Direktorat Tindak Pidana Siber (Dittipidsiber) Bareskrim Polri melalui Densus 88 mengungkap fakta mengejutkan: setidaknya 70 anak di Indonesia terpapar ideologi kekerasan ekstrem. Mereka tersebar di 19 provinsi, dengan mayoritas berasal dari Pulau Jawa.
Rencana Aksi Kekerasan di Sekolah
Juru Bicara Densus 88 Polri, Kombes Mayndra Eka, menjelaskan bahwa anak-anak tersebut tergabung dalam berbagai grup komunitas true crime community (TCC) di media sosial. Di dalam grup-grup ini, mereka terpapar ideologi kekerasan ekstrem seperti Neo-Nazi dan White Supremacy.
Klik mureks.co.id untuk tahu artikel menarik lainnya!

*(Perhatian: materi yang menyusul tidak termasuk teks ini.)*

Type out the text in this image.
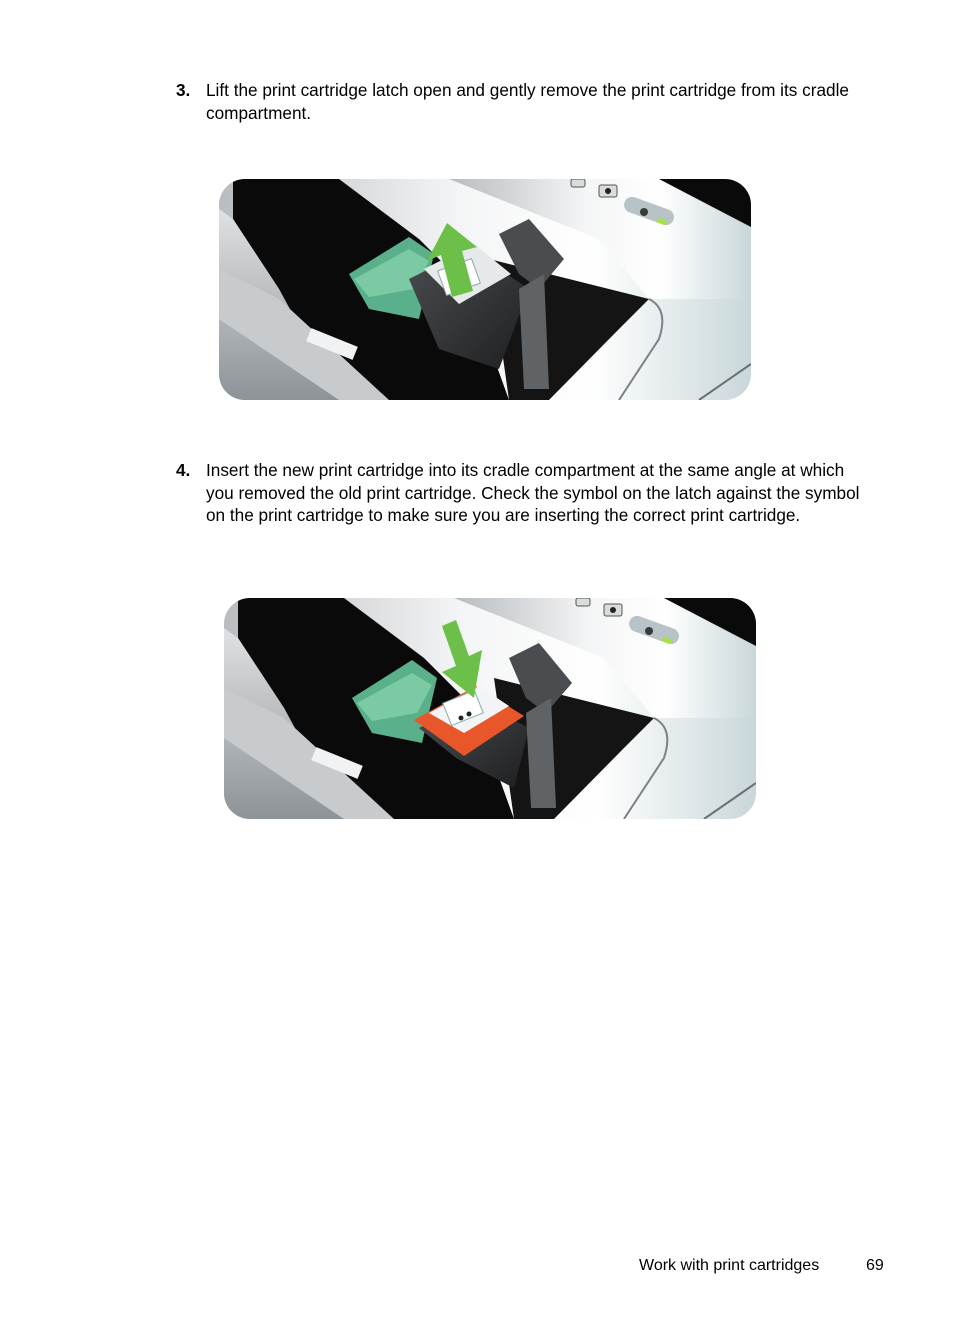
3. Lift the print cartridge latch open and gently remove the print cartridge from its cradle compartment.
4. Insert the new print cartridge into its cradle compartment at the same angle at which you removed the old print cartridge. Check the symbol on the latch against the symbol on the print cartridge to make sure you are inserting the correct print cartridge.
Work with print cartridges	69
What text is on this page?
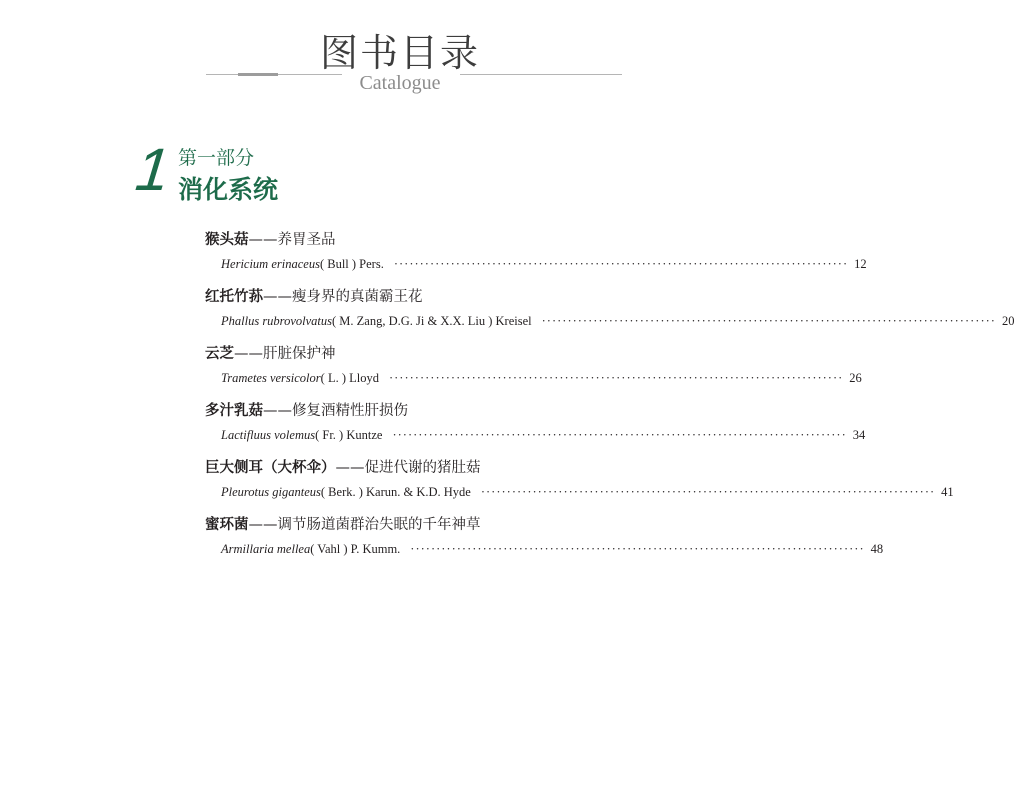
图书目录
Catalogue
1 第一部分
消化系统
猴头菇——养胃圣品
Hericium erinaceus( Bull ) Pers. ························································································ 12
红托竹荪——瘦身界的真菌霸王花
Phallus rubrovolvatus( M. Zang, D.G. Ji & X.X. Liu ) Kreisel ························································································ 20
云芝——肝脏保护神
Trametes versicolor( L. ) Lloyd ························································································ 26
多汁乳菇——修复酒精性肝损伤
Lactifluus volemus( Fr. ) Kuntze ························································································ 34
巨大侧耳（大杯伞）——促进代谢的猪肚菇
Pleurotus giganteus( Berk. ) Karun. & K.D. Hyde ························································································ 41
蜜环菌——调节肠道菌群治失眠的千年神草
Armillaria mellea( Vahl ) P. Kumm. ························································································ 48
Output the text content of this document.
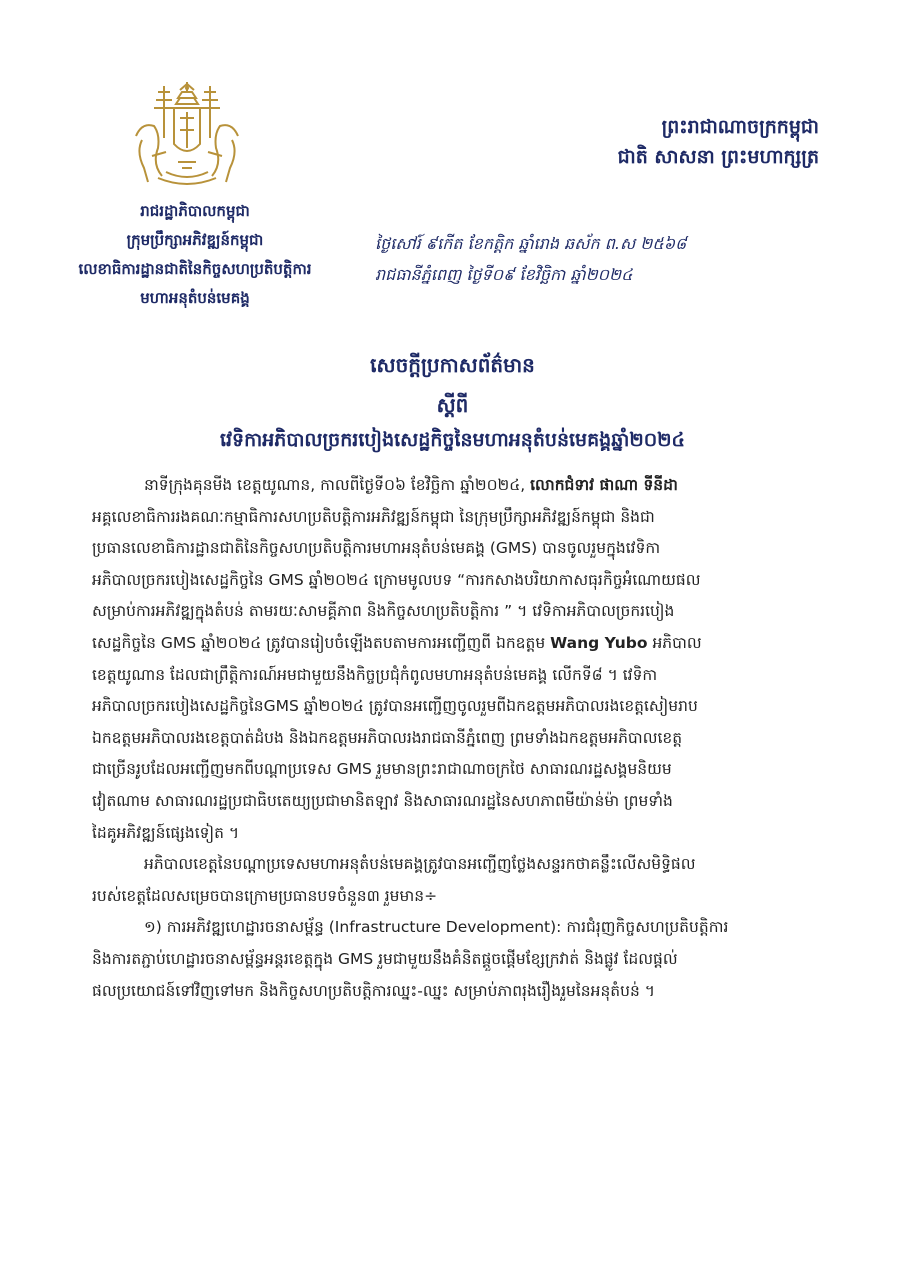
ព្រះរាជាណាចក្រកម្ពុជា
ជាតិ សាសនា ព្រះមហាក្សត្រ
រាជរដ្ឋាភិបាលកម្ពុជា
ក្រុមប្រឹក្សាអភិវឌ្ឍន៍កម្ពុជា
លេខាធិការដ្ឋានជាតិនៃកិច្ចសហប្រតិបត្តិការ
មហាអនុតំបន់មេគង្គ
ថ្ងៃសៅរ៍ ៩កើត ខែកត្តិក ឆ្នាំរោង ឆស័ក ព.ស ២៥៦៨
រាជធានីភ្នំពេញ ថ្ងៃទី០៩ ខែវិច្ឆិកា ឆ្នាំ២០២៤
សេចក្ដីប្រកាសព័ត៌មាន
ស្ដីពី
វេទិកាអភិបាលច្រករបៀងសេដ្ឋកិច្ចនៃមហាអនុតំបន់មេគង្គឆ្នាំ២០២៤

នាទីក្រុងគុនមីង ខេត្តយូណាន, កាលពីថ្ងៃទី០៦ ខែវិច្ឆិកា ឆ្នាំ២០២៤, លោកជំទាវ ផាណា ទីនីដា
អគ្គលេខាធិការរងគណៈកម្មាធិការសហប្រតិបត្តិការអភិវឌ្ឍន៍កម្ពុជា នៃក្រុមប្រឹក្សាអភិវឌ្ឍន៍កម្ពុជា និងជា
ប្រធានលេខាធិការដ្ឋានជាតិនៃកិច្ចសហប្រតិបត្តិការមហាអនុតំបន់មេគង្គ (GMS) បានចូលរួមក្នុងវេទិកា
អភិបាលច្រករបៀងសេដ្ឋកិច្ចនៃ GMS ឆ្នាំ២០២៤ ក្រោមមូលបទ “ការកសាងបរិយាកាសធុរកិច្ចអំណោយផល
សម្រាប់ការអភិវឌ្ឍក្នុងតំបន់ តាមរយៈសាមគ្គីភាព និងកិច្ចសហប្រតិបត្តិការ ” ។ វេទិកាអភិបាលច្រករបៀង
សេដ្ឋកិច្ចនៃ GMS ឆ្នាំ២០២៤ ត្រូវបានរៀបចំឡើងតបតាមការអញ្ជើញពី ឯកឧត្ដម Wang Yubo អភិបាល
ខេត្តយូណាន ដែលជាព្រឹត្តិការណ៍អមជាមួយនឹងកិច្ចប្រជុំកំពូលមហាអនុតំបន់មេគង្គ លើកទី៨ ។ វេទិកា
អភិបាលច្រករបៀងសេដ្ឋកិច្ចនៃGMS ឆ្នាំ២០២៤ ត្រូវបានអញ្ជើញចូលរួមពីឯកឧត្តមអភិបាលរងខេត្តសៀមរាប
ឯកឧត្តមអភិបាលរងខេត្តបាត់ដំបង និងឯកឧត្តមអភិបាលរងរាជធានីភ្នំពេញ ព្រមទាំងឯកឧត្តមអភិបាលខេត្ត
ជាច្រើនរូបដែលអញ្ជើញមកពីបណ្ដាប្រទេស GMS រួមមានព្រះរាជាណាចក្រថៃ សាធារណរដ្ឋសង្គមនិយម
វៀតណាម សាធារណរដ្ឋប្រជាធិបតេយ្យប្រជាមានិតឡាវ និងសាធារណរដ្ឋនៃសហភាពមីយ៉ាន់ម៉ា ព្រមទាំង
ដៃគូអភិវឌ្ឍន៍ផ្សេងទៀត ។

អភិបាលខេត្តនៃបណ្ដាប្រទេសមហាអនុតំបន់មេគង្គត្រូវបានអញ្ជើញថ្លែងសន្ទរកថាគន្លឹះលើសមិទ្ធិផល
របស់ខេត្តដែលសម្រេចបានក្រោមប្រធានបទចំនួន៣ រួមមាន÷

១) ការអភិវឌ្ឍហេដ្ឋារចនាសម្ព័ន្ធ (Infrastructure Development): ការជំរុញកិច្ចសហប្រតិបត្តិការ
និងការតភ្ជាប់ហេដ្ឋារចនាសម្ព័ន្ធអន្តរខេត្តក្នុង GMS រួមជាមួយនឹងគំនិតផ្ដួចផ្ដើមខ្សែក្រវាត់ និងផ្លូវ ដែលផ្ដល់
ផលប្រយោជន៍ទៅវិញទៅមក និងកិច្ចសហប្រតិបត្តិការឈ្នះ-ឈ្នះ សម្រាប់ភាពរុងរឿងរួមនៃអនុតំបន់ ។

Mayndra menyebut bahwa anak-anak ini bahkan memiliki niat untuk melakukan aksi kekerasan di lingkungan sekolah. Menurutnya, pencegahan menjadi sangat krusial untuk menghentikan rencana tersebut.
“Dari interview yang dilakukan oleh penyelidik, kami menemukan bahwa anak-anak ini di dalam wilayah yang berbeda berencana untuk melakukan bunuh diri setelah meledakkan beberapa kelas,” kata Mayndra dalam jumpa pers di Mabes Polri, Jakarta Selatan, Rabu (7/1/2026).
Ia melanjutkan, “Di sini disebutkan kelas 7, kelas 8, kelas 9. Lalu membantai guru, mensabotase CCTV. Sasaran aksinya adalah teman sekolah dan guru.”
Pelatihan Pembuatan Bom dan Peluru
Dorongan untuk melakukan aksi kekerasan ini, jelas Mayndra, tidak lepas dari komunikasi intensif dalam grup komunitas TCC. Di sana, mereka diajari cara membuat alat peledak untuk mendukung rencana aksinya.
“Mereka mengajarkan kepada para member group yang mereka miliki untuk membuat bom, salah satunya bom pipa. Mengajarkan kepada member group untuk membuat peluru. Ikut serta dalam pembicaraan bagaimana membuat pipa menjadi barang yang berbahaya dan mematikan,” ungkap Mayndra.
Mureks mencatat bahwa Densus 88 juga menunjukkan bukti berupa video seorang anak yang merekam dirinya sedang membuat tutorial bom pipa. Video tersebut kemudian disebarkan ke grup komunitas internasionalnya.
“Ini salah satu anak yang kami temukan, yang bersangkutan membuat tutorial bagaimana membuat bom dalam bahasa Inggris yang di-upload ya, yang akan di-upload untuk komunitas internasionalnya,” tutur Mayndra.
Barang Bukti dan Atribut Kekerasan
Selain itu, dari penangkapan anak-anak tersebut, ditemukan sejumlah barang bukti penting. Ini termasuk bahan kimia yang digunakan untuk membuat bahan peledak serta berbagai perangkat elektronik.
Densus 88 juga menyita atribut-atribut yang bergenre kekerasan, seperti simbol-simbol Neo-Nazi, White Supremacy, dan lainnya, yang menunjukkan keterlibatan mereka dalam ideologi ekstrem tersebut.